William Dalrymple narrates his search for the Sacred in Modern India in this book. He speaks not so much of the role of religion and the sacred in the lives of the urban middle class, but of the lives of specific persons who represent various ancient traditions in India related to the sacred. And through their stories, he examines how the sacred has adapted itself to survive in modern -- or at any rate, contemporary -- India.
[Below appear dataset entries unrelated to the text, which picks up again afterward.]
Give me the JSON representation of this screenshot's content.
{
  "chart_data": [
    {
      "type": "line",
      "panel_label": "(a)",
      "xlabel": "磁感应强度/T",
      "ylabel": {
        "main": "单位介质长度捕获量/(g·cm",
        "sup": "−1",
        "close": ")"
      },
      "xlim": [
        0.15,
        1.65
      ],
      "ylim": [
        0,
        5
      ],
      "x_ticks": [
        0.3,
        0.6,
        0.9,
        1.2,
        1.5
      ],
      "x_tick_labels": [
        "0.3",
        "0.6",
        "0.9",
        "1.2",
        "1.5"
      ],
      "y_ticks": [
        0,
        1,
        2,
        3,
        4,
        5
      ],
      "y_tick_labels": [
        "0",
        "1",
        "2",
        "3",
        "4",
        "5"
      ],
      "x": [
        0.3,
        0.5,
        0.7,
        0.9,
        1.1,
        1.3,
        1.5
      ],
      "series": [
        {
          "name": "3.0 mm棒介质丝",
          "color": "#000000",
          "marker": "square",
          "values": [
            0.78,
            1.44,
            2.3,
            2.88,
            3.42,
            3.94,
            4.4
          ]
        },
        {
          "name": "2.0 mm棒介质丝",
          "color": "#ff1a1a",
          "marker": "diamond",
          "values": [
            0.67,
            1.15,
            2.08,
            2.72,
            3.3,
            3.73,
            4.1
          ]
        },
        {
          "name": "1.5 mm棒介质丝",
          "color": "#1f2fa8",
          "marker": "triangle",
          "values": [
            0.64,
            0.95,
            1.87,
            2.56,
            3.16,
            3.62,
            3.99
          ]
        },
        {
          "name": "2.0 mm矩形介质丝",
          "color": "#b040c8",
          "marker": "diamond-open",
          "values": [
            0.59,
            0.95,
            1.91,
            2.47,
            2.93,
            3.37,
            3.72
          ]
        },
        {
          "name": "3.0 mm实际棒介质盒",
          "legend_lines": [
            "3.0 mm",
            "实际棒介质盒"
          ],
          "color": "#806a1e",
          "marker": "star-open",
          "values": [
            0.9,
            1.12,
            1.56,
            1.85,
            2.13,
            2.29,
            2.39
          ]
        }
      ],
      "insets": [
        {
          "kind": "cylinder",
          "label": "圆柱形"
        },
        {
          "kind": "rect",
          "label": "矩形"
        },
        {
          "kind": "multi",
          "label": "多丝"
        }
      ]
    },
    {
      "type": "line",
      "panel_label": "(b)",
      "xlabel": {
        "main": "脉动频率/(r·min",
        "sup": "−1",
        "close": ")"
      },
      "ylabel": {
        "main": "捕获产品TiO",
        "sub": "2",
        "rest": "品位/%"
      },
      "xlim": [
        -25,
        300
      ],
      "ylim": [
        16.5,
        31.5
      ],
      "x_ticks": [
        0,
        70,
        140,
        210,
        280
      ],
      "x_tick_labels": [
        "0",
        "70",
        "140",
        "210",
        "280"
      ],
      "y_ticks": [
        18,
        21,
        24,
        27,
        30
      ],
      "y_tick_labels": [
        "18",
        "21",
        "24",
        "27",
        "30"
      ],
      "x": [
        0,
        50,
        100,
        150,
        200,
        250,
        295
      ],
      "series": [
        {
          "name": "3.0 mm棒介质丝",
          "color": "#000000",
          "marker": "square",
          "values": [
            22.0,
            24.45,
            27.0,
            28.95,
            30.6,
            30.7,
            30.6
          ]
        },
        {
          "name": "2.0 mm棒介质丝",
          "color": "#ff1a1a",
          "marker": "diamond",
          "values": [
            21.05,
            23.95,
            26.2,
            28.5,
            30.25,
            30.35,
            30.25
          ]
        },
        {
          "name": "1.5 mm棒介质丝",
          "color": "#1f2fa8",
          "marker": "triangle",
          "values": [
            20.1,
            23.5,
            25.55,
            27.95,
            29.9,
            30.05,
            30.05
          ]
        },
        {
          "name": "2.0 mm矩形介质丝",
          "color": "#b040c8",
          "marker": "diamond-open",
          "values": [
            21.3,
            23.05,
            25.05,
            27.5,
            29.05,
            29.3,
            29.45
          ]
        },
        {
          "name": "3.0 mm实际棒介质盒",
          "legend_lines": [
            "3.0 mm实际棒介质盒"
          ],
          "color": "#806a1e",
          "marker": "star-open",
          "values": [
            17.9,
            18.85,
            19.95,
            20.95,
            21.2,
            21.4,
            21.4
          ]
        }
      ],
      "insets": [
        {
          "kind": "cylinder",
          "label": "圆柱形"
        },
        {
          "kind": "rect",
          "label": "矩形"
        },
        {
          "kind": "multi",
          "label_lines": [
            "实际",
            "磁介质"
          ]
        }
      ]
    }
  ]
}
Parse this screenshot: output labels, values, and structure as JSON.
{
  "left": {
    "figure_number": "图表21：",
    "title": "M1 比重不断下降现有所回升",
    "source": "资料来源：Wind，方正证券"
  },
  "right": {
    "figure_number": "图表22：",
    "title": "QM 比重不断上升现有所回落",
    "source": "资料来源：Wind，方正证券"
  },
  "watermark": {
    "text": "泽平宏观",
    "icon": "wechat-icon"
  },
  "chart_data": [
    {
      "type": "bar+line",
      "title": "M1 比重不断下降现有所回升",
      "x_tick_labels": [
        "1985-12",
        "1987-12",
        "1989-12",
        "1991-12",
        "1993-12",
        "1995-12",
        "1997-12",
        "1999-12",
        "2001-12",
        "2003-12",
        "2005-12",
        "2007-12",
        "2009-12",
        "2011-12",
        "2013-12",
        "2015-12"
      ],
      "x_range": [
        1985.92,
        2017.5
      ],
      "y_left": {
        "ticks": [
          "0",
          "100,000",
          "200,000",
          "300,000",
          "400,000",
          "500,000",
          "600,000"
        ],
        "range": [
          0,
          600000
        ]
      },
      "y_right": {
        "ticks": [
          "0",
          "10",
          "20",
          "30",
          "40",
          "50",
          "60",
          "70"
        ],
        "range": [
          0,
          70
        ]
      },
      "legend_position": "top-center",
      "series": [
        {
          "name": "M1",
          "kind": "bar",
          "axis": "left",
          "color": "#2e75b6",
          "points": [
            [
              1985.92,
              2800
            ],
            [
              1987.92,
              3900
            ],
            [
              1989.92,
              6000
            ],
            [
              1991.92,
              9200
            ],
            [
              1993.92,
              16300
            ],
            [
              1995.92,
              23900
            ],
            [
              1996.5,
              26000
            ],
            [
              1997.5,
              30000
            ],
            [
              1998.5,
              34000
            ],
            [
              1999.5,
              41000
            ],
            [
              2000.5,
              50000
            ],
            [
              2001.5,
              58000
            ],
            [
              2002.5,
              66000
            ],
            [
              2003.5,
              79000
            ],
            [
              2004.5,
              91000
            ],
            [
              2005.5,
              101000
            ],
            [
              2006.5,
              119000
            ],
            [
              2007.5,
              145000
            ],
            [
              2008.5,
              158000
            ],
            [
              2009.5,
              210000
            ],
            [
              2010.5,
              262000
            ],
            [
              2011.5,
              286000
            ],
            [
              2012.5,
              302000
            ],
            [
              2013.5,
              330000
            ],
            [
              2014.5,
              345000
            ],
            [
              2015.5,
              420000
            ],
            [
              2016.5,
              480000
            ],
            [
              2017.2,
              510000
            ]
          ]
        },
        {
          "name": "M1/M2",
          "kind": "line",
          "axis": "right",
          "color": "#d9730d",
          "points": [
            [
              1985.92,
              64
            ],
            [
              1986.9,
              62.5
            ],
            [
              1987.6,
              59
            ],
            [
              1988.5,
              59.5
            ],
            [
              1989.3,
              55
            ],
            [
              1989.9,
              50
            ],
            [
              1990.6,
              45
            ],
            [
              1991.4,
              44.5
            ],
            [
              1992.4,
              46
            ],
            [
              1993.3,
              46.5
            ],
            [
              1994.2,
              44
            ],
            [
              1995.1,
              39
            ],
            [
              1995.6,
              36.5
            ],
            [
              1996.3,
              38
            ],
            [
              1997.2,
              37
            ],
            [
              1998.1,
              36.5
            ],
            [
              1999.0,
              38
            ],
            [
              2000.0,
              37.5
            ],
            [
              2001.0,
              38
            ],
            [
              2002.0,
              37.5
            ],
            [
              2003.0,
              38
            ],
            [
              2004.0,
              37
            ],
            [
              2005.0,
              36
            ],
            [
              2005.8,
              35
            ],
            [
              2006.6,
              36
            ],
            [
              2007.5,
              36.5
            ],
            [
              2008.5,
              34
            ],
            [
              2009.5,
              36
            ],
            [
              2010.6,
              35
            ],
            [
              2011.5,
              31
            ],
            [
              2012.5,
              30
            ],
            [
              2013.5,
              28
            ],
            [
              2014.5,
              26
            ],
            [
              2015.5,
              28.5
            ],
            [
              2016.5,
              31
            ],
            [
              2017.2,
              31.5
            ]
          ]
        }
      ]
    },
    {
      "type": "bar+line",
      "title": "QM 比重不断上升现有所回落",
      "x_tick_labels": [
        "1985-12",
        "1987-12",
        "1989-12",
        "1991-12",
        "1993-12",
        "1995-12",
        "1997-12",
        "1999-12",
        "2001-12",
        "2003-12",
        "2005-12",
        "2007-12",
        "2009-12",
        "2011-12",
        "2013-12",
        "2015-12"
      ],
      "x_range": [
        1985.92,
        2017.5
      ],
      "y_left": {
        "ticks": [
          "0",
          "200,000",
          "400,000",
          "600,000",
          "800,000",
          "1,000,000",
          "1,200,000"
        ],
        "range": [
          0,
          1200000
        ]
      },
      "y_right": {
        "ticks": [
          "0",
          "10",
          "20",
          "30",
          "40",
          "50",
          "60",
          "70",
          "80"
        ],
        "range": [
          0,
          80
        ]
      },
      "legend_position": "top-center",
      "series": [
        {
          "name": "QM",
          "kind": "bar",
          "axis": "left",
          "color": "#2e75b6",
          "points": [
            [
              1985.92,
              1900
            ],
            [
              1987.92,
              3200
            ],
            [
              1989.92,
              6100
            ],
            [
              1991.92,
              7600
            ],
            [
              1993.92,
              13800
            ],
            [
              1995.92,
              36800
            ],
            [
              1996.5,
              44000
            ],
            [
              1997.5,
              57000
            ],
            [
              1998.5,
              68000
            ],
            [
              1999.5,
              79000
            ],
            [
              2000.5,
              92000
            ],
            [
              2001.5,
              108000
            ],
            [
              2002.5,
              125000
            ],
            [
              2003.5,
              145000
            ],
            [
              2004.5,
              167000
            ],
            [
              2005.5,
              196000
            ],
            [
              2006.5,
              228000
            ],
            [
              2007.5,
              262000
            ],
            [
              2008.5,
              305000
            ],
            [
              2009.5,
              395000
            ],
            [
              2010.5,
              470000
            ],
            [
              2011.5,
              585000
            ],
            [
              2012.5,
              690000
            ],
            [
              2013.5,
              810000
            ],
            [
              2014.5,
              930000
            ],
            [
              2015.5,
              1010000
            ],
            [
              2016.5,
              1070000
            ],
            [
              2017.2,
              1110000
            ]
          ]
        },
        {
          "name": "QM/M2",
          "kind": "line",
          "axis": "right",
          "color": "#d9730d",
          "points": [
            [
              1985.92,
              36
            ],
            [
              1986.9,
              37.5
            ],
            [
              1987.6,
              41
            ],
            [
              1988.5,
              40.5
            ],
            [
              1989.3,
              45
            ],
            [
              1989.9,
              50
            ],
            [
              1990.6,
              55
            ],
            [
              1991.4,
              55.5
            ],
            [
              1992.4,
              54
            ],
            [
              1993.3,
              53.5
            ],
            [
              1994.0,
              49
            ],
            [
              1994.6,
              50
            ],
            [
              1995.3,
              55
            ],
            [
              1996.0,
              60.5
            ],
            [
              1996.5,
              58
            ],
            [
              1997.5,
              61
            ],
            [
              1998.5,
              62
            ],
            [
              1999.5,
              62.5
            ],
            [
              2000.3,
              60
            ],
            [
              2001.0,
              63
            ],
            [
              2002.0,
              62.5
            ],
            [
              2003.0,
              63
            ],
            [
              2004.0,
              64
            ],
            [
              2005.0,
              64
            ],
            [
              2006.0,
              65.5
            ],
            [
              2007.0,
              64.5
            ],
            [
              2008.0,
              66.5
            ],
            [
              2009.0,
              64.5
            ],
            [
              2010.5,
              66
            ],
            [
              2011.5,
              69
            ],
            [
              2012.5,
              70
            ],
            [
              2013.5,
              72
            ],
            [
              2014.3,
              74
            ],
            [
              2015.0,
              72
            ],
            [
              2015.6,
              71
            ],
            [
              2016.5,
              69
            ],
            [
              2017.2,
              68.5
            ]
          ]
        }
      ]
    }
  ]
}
The book is structured in a similar manner to the Canterbury Tales, and in it, the author speaks of the lives of:
  • a Jain nun;
  • a male theyyam dancer belonging to a lower caste in Kerela;
  • a devdasi;
  • a Rajasthani bhopa who sings the sacred Epic of Pabuji;
  • a lady fakir at the dargah of the Sufi Saint Lal Shahbaz Qulander; and
  • a Buddhist monk, among others.
While there is little doubt that it has been written primarily for Western audiences, with its comparisons to not just Chaucer but also Homer --- comparisons which would fall deaf on the average Indian ear --- what is interesting about the book is that it isn't centred in either urban India or rural India, but in the in the metaphorical wasteland which lies somewhere between the two. And as such, it is set in an environment which the average Indian person may not easily be able to relate to although the book seems to give the impression that this is what contemporary India is all about. Perhaps this idea of ancient forms of the sacred mutating to survive in a modern world is what the idea of India being the land of elephants, myths and magic has evolved into?

The book also deals with the interaction of modern (rich, urban) India with traditional (poor, rural) India. For example, it narrates the story of a bhopa or folk singer who sang for the so-called elite in their elite settings in urban India but died without access to healthcare in rural India, his brush with the elite notwithstanding.

Although "Nine Lives" does in fact deal with the sacred in "modern" India, it doesn't do so by looking at the usual manifestations of the sacred in modern India --- the daily pujas and other rituals which millions of Indians perform at home, the software engineer who takes days off for a darshan or audience of/with a religious leader, the working woman who fasts endlessly to "obtain" a husband. Instead, the book focuses on the manner in which ancient manifestations of the sacred have survived in contemporary India --- often a manner with which the average contemporary Indian is only minimally aware.